あえていうと、〈多項知〉という言葉には、価値観が多様化する中で、多くの種類の幸せをもたらす「多幸知」という意味も込められている。誰もが同じ種類の幸福を目指すという前提のもと、それを実現するための知として西洋哲学は発展を遂げてきた。奇しくもその頂点を極めたヘーゲルの哲学は、絶対知という名で知られている。

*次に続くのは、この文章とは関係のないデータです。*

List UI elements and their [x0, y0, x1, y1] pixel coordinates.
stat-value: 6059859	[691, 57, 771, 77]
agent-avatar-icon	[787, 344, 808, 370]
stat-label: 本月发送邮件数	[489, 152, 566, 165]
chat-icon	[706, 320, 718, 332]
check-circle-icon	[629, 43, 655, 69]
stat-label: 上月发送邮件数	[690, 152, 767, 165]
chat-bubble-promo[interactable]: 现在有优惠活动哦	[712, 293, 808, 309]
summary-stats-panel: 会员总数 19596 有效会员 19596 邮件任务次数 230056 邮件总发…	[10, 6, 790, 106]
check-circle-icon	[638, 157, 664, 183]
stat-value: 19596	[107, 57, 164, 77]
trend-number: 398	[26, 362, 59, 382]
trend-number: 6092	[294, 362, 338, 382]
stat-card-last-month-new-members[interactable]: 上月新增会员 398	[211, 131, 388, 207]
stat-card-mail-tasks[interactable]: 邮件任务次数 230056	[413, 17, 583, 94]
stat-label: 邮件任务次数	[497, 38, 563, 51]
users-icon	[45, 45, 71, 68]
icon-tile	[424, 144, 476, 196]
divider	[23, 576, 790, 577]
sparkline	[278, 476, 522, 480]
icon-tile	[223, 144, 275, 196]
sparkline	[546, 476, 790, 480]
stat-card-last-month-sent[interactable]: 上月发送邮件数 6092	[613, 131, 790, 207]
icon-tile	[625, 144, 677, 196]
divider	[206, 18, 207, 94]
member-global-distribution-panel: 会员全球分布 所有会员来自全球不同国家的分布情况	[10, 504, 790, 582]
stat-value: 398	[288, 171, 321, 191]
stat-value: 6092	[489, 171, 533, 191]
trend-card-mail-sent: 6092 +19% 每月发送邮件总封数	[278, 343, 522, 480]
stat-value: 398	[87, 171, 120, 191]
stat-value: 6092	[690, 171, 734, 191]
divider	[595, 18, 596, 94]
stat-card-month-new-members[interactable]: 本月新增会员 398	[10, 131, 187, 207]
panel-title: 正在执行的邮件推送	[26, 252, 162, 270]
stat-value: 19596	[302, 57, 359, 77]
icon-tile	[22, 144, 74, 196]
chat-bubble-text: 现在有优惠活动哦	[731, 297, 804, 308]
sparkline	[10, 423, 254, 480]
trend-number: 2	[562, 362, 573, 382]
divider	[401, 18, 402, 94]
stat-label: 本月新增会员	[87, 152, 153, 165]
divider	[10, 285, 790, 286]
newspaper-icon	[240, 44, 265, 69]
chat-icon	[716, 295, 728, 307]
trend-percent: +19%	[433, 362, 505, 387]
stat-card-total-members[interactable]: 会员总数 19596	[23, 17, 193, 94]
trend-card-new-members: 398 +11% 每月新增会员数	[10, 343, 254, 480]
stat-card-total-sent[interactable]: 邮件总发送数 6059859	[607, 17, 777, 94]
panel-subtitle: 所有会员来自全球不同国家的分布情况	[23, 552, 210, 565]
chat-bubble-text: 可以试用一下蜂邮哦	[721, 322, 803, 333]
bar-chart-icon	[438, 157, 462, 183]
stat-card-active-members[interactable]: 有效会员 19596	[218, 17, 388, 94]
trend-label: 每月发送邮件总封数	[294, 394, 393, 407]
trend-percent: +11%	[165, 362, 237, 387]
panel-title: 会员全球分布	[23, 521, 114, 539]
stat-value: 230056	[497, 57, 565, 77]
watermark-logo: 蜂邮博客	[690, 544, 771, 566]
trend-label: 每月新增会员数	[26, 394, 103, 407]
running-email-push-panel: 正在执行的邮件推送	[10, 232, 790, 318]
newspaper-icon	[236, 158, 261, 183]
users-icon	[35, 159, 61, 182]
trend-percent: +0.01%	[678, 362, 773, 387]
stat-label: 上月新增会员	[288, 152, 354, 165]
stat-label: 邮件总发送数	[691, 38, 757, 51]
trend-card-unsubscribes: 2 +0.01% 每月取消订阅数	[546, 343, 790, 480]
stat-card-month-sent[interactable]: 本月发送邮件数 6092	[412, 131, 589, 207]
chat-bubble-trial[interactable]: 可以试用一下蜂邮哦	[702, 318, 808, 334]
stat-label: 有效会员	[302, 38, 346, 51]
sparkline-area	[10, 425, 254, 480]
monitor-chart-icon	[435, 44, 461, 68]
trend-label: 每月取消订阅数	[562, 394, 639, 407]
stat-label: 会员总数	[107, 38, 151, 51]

それに対して、私が掲げるこのポスト・グローバル化した脱理性の時代には、むしろ多様な幸福を実現できる〈多項知〉こそが求められるのである。

「絶対知から〈多項知〉へ」。時代は今確実に、新たな段階へと突入しつつあるのだ。

公共哲学とは何か?

〈多項知〉が社会を紡ぎあげようとするとき、自ずとそのやり方は従来のものとは異なってくる。私たちはまずこの点に注意しなければならない。社会をつくる知が変質しようとしているのだから、これまでと同じ構図、同じやり方が通用するわけがない。

自分と社会、つまり「私」と社会をいかにつなぐかを考察し続けてきた公共哲学は、大きな転換を求められているのである。これまでとはまったく異なる新たな公共哲学が求められているといっていいだろう。

その意味で『哲学の最新キーワードを読む』は、新しい公共哲学を提案するものでもある。そこで初めに、公共哲学とは何かということについて少しだけ触れておきたい。というのも、公共哲学自体、学問の世界を越えて一般に広く知られているとはいえないからである。

もっとも、公共哲学的なもの自体は長い歴史を持つ。なぜなら、公共哲学とは、公共性に関する哲学であるから、公共性という概念が存在した時点ですでにこの世に成立しているのである。少なくとも事実としては。

たとえば、古代ローマにはレス・プブリカという概念があった。これは共和国と訳されるが、プブリカが英語のパブリック(公共)の語源であることに鑑みると、まさにそれは公共性を意味していたといってよい。

 

あるいはもっと昔、古代ギリシアにおいてさえ、そうした意味での公共性は事実として存在していた。人々は公共圏ともいうべきアゴラ(広場)において、議論を戦わせていたのだから。

そしてほかでもないその古代ギリシアのアゴラから、本格的な哲学が誕生したのである。その点では、哲学はその出自からして公共的なものであったとさえいえるだろう。

しかし、それらはあくまで事実としての公共哲学であって、学問として体系化されていたわけではない。公共哲学がその名を冠した学問として登場するのは、はるか後のことである。